By DAN MARGALIT, ISRAEL HAYOM—
An unprecedented Israeli delegation will attend Monday’s International Holocaust Remembrance Day events in Poland. In a week where SS commander Heinrich Himmler’s personal letters were unearthed, it is only symbolic that the sovereign Jewish state makes this symbolic gesture. The renewed interest in the Holocaust can be attributed to the new report on anti-Semitism, excerpts of which were mentioned by Jerusalem and Diaspora Affairs Minister Naftali Bennett in Sunday’s cabinet meeting. It is on the rise. The world’s Left and Right may be at odds over every possible issue, but when it comes to hating Jews they find common ground.
Why harass the already low-key Jewish community in Italy? Why try to have the Israeli delegation stay out of the Auschwitz ceremony? Why has anti-Semitism reared its ugly head in Poland, the epicenter of Himmler’s extermination efforts? Poland’s Jewish community is all but non-existent, it comprises only a scant number of Jews and a handful of Israelis who have emigrated from Israel — which saved their lives — only to return to the country where their families had been wiped out. Several decades ago, such expatriates would have been looked down on by Israelis as a “refuse of weaklings” .

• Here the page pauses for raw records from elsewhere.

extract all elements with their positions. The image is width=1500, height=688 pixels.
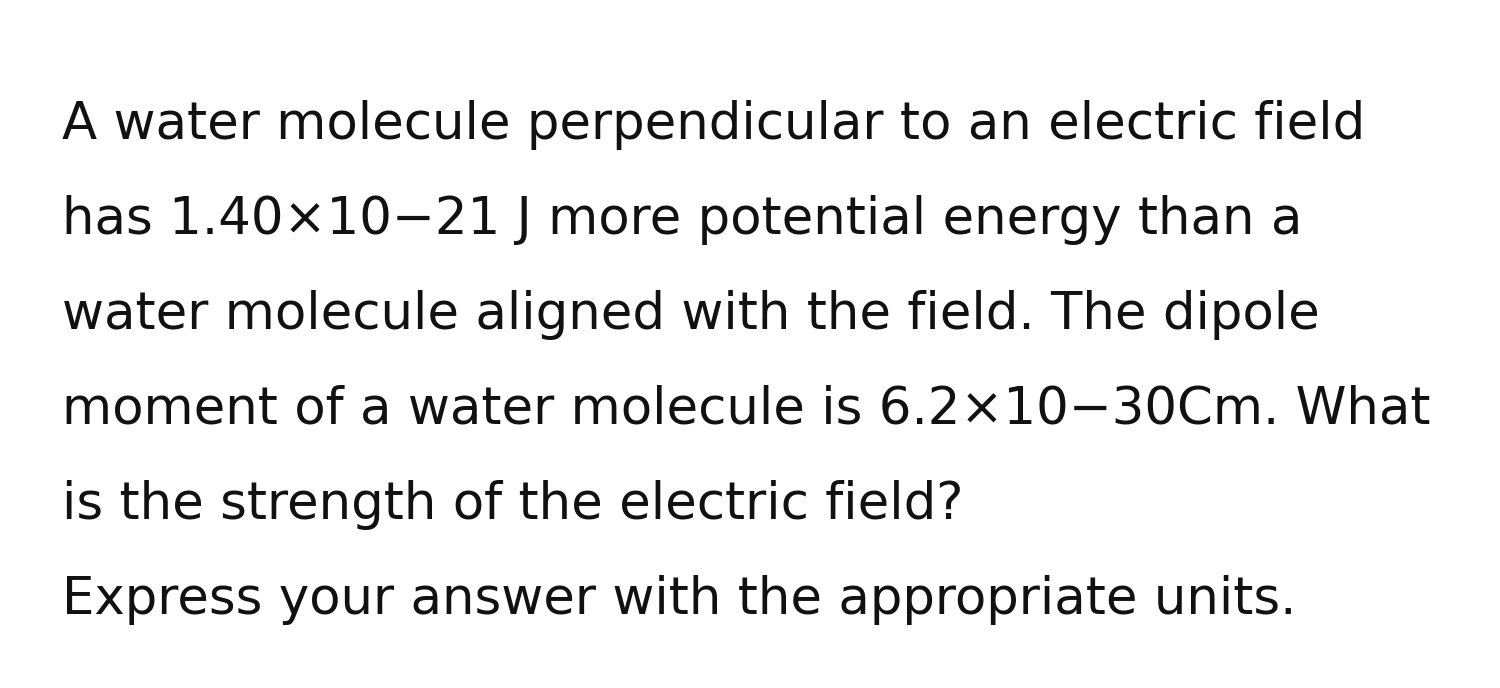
Text: water molecule aligned with the field. The dipole: water molecule aligned with the field. T…: [62, 290, 1320, 340]
Text: A water molecule perpendicular to an electric field: A water molecule perpendicular to an ele…: [62, 100, 1365, 150]
Text: moment of a water molecule is 6.2×10−30Cm. What: moment of a water molecule is 6.2×10−30C…: [62, 385, 1431, 435]
Text: is the strength of the electric field?: is the strength of the electric field?: [62, 480, 963, 530]
Text: has 1.40×10−21 J more potential energy than a: has 1.40×10−21 J more potential energy t…: [62, 195, 1302, 245]
Text: Express your answer with the appropriate units.: Express your answer with the appropriate…: [62, 575, 1296, 625]
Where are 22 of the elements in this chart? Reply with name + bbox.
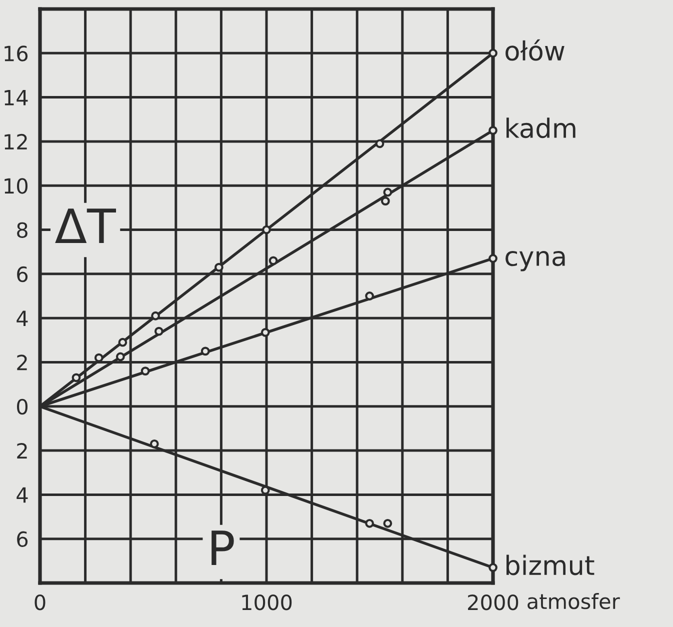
y-tick-label: 8 [17, 222, 28, 238]
y-tick-label: 6 [17, 266, 28, 282]
series-label: ołów [506, 39, 564, 61]
text: atmosfer [528, 593, 620, 610]
y-tick-label: 2 [17, 442, 27, 458]
y-tick-label: 10 [4, 178, 28, 194]
series-label: cyna [506, 250, 565, 272]
x-tick-label: 0 [34, 594, 46, 610]
y-tick-label: 4 [16, 310, 28, 326]
y-tick-label: 4 [16, 487, 28, 503]
y-tick-label: 16 [4, 46, 28, 62]
y-tick-label: 12 [4, 134, 27, 150]
series-label: kadm [506, 118, 576, 138]
x-tick-label: 2000 [468, 594, 518, 610]
series-label: bizmut [506, 554, 594, 576]
y-tick-label: 2 [17, 354, 27, 370]
y-axis-title: ΔT [55, 208, 116, 244]
x-tick-label: 1000 [242, 594, 292, 610]
x-axis-title: P [212, 530, 234, 566]
y-tick-label: 0 [17, 398, 28, 415]
y-tick-label: 14 [4, 90, 28, 106]
y-tick-label: 6 [17, 531, 28, 548]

Anti-Semitism’s deceptive nature has yet to have been fully understood. Even those who associate anti-Semitism with the expansion of Israeli settlements knows deep inside that there is little evidence to establish causality. Hatred toward the Jews in Muslim and Christian countries has no particular reason; it has nothing to do with their place of residency, be it in Beit El or in some other community.
Justice Minister Tzipi Livni traded barbs with Bennett during Sunday’s cabinet meeting. Their exchange was a microcosm of the dispute over the “two-state solution.” Even if the Jews were to redraw their sovereign borders along the lines proposed by the Peel Commission in 1937, hatred toward Jews will have been unaffected whatsoever.
Anti-Semitism was turned up a notch and it is inching toward its pre-Holocaust levels. The fact that anti-Semites seek to glorify the Holocaust rather than continue to deny it says it all.
That the radical right in Poland seeks to declare Auschwitz off limits for Jewish visitors is hardly surprising. You would not expect them to be in favor of having the blue and white flag of the Jewish state hoisted on a pole above the crematoria. But then there is the radical Left here in Israel — which cannot come to terms with Israel’s war of self-defense in 1948 but gladly embraces the so-called Palestinian “Nakba” .
Why has the Israeli radical Left tried to water down the bond between Israelis and the six million who were murdered in Auschwitz, Majdanek, Treblinka and in other chapters of this hell-on-earth? Why does it insist on linking its political persuasions to this unprecedented crime and to the atrocities that were carried out against the Armenians in 1915? Does this just boil down to self hate? Every historian can recite what former Minister Yigal Allon said, about how those who forget their past essentially obscure their future.
If I were a radical leftist I would have many pangs of conscience if I felt that the loss of my grandparents — who died in the Polish upheaval and whom I never met — interfered with my efforts to see a two-state solution implemented, even if that means the return to the 1967 borders. On that planet called the Holocaust, the murderers could not be bothered by the youth group affiliation of any particular Jew, be it Hashomer Hatzair or Beitar. Today, the anti-Semites in Europe and the Arab world make no such distinction either. As the years go by, the Holocaust assumes a more central role in the battle over the hearts and minds. The Jews cannot run away from it.